Tuesday, April 5, 2011
Fuck anybody who hasn't spent the week indoors, loathing birds and resigning jobs and cursing baseball season and vomiting, vomiting, vomiting.
Thursday, February 17, 2011
Tears in Heaven
Because it doesn't mean that they hope I'll get better, it means I hope you convert to [narrow-minded, premillenialist Protestant sect] before you die, and that you die soon, before you commit [victimless sin I've probably already committed]. It's not an ill wish, but it is a reflection of their repellent, destructive theology, where life in Heaven is so much better than life on Earth that actually living is an unhappy obstacle to be removed, hopefully as soon as possible.

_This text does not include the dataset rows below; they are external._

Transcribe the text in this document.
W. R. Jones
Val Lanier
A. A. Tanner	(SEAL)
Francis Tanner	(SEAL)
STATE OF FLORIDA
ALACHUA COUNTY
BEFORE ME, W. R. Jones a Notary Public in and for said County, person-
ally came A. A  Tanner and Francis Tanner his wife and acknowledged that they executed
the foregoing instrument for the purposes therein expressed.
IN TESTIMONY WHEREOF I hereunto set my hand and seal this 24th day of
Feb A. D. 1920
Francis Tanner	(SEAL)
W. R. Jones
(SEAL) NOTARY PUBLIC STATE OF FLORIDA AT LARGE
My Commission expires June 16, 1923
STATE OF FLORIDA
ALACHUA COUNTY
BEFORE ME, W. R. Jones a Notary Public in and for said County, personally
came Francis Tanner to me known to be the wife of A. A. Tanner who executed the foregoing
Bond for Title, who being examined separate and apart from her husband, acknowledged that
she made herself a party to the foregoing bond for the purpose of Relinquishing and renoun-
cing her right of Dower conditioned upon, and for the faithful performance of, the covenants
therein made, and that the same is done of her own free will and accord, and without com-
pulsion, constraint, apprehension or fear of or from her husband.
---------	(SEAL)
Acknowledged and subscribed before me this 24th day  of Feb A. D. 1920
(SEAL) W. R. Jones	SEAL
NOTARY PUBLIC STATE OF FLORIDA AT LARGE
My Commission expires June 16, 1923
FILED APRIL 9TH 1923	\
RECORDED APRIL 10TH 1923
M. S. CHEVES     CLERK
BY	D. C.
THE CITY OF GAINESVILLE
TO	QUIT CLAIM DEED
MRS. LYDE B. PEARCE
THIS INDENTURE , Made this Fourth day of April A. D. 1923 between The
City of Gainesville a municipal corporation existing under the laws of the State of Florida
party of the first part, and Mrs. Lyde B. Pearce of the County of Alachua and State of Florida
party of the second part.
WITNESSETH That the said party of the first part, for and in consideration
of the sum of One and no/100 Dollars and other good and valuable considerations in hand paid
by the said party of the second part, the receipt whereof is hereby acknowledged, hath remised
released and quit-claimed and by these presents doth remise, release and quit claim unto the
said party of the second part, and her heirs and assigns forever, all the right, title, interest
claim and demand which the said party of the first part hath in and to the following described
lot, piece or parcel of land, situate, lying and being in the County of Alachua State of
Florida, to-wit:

They'll say, "I'll pray for everything to work out," and I'll chirrup, "Thank you so much for thinking of me!" while thinking Fuck you and your consolation prize Heaven. I want to grab them by the shirt front and shout at them, like Mersault to the priest in his prison cell: Don't you know how beautiful life is? Don't you understand that, at it's best, Heaven is just a chance to live again? Or that even a moment of life in wracking pain from my deformity and sickened by chemotherapy is preferable to a thousand years of that imaginary honeyed perfection? Like the masses who couldn't understand Nietzsche's Zarathustra, their other-worldly obsession prevents them from seeing that the this-worldly is infinitely more deserving of their attention.
Heaven is a reward only in the minds of the healthy, like a person persuading herself to get out of bed by remembering that the comfort will still be there this evening. When night falls, she pushes herself to stay awake just a little longer, to finish her program or novel or conversation. The dying person uses any means available to them to push Heaven away for an hour, a day. Heaven is the cheese in the mousetrap: Put your foot on the pressure plate, little mousey.